Excluding one combination of two factors in a linear model Imagine you are modelling an outcome based on two discrete factors, factor1 and factor2, which can be yes or no.
You could do something like:
model <- lm(outcome ~ factor1 + factor2)

Now suppose that out of the four combinations of values for the two factors there is one that can never happen.
For instance if factor1 is true factor2 can be either true or false, but if factor1 is false factor2 can only be false.
Does one need to account for that in the model? And, if yes, how so?
 A: Methodologically, there's no reason why this should be an issue. The interpretation of the model coefficients is an "associated difference in outcome for factor1 holding factor2 constant". For instance, if the outcome were serum testosterone (mg/ml) and factor1 were gender and factor2 were pregnancy status, the estimated coefficient for factor2 would be exactly the same if you restricted to women and dropped gender from the model.
If you used the model to generate a post estimate for an associated difference in serum testosterone comparing pregnant males to pregnant females, that estimate would be incorrect. This is an issue of extrapolation.

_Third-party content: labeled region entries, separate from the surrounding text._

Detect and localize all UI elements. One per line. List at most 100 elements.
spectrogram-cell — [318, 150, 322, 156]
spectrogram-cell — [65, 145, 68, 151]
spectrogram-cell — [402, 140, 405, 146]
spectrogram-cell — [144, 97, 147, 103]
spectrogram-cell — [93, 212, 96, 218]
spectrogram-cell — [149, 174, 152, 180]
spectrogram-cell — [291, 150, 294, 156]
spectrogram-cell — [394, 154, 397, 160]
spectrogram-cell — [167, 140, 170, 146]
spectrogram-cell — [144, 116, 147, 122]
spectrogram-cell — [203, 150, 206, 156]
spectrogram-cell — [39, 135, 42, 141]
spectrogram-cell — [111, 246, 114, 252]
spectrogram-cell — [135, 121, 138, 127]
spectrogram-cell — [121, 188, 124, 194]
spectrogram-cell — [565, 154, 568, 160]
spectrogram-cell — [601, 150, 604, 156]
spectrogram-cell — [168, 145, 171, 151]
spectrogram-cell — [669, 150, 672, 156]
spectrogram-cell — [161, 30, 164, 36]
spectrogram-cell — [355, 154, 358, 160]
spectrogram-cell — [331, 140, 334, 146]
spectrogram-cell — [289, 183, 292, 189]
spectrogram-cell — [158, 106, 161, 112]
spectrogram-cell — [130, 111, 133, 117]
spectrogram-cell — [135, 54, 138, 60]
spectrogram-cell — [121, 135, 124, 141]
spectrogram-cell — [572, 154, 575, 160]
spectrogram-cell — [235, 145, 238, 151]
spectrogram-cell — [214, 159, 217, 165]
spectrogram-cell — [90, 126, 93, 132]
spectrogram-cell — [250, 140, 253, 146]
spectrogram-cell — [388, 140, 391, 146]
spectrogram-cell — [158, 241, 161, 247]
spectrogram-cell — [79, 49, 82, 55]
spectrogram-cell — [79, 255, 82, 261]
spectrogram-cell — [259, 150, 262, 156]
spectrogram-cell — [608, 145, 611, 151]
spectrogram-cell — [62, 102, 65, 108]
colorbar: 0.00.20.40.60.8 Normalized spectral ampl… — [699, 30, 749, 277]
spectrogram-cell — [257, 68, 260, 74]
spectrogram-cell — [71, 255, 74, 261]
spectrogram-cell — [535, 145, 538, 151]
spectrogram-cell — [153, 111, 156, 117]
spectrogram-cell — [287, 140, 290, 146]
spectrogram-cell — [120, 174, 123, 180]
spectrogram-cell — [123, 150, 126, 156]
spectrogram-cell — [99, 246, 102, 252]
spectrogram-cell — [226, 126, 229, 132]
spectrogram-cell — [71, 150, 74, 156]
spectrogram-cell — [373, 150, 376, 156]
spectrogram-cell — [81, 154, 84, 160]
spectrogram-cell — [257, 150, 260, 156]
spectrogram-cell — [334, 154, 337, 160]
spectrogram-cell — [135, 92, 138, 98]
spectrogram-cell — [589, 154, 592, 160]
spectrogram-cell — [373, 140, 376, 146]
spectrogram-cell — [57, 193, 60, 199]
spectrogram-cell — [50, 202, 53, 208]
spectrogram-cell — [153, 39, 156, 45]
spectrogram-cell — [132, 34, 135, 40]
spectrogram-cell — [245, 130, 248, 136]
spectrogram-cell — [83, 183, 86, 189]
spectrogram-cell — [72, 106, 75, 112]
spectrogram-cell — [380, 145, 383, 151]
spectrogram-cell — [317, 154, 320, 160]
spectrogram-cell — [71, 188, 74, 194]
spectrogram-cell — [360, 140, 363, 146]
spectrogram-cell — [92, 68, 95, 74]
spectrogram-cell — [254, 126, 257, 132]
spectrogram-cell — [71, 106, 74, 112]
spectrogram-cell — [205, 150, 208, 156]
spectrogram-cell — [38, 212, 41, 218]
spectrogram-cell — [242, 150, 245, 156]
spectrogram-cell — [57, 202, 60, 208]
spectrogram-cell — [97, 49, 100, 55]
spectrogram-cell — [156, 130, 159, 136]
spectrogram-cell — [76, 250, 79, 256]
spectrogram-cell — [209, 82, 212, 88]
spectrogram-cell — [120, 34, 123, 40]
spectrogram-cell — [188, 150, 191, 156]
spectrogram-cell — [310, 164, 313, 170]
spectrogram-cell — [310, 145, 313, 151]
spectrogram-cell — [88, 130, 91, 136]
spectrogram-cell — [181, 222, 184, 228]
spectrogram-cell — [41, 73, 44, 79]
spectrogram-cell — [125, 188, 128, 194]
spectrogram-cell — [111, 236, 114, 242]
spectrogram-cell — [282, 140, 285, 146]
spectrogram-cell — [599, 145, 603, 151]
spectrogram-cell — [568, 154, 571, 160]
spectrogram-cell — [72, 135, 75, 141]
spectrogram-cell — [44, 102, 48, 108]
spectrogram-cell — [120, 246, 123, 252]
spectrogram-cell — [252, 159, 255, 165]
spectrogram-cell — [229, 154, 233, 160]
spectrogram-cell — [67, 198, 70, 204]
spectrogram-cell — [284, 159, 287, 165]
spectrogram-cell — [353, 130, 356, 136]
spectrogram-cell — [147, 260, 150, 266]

However, the model coefficients are still correct in that they can borrow information across groups where such information is available.
A: Look at it that way: You could have a categorical variable with three levels: “both false”, “only factor 1 true”, “both true”. If you use dummy coding with “both false” as the reference category, you end up with the same model mathematically speaking. The only difference is that you are not tempted to include an interaction or interpret what happens when only factor 2 is true.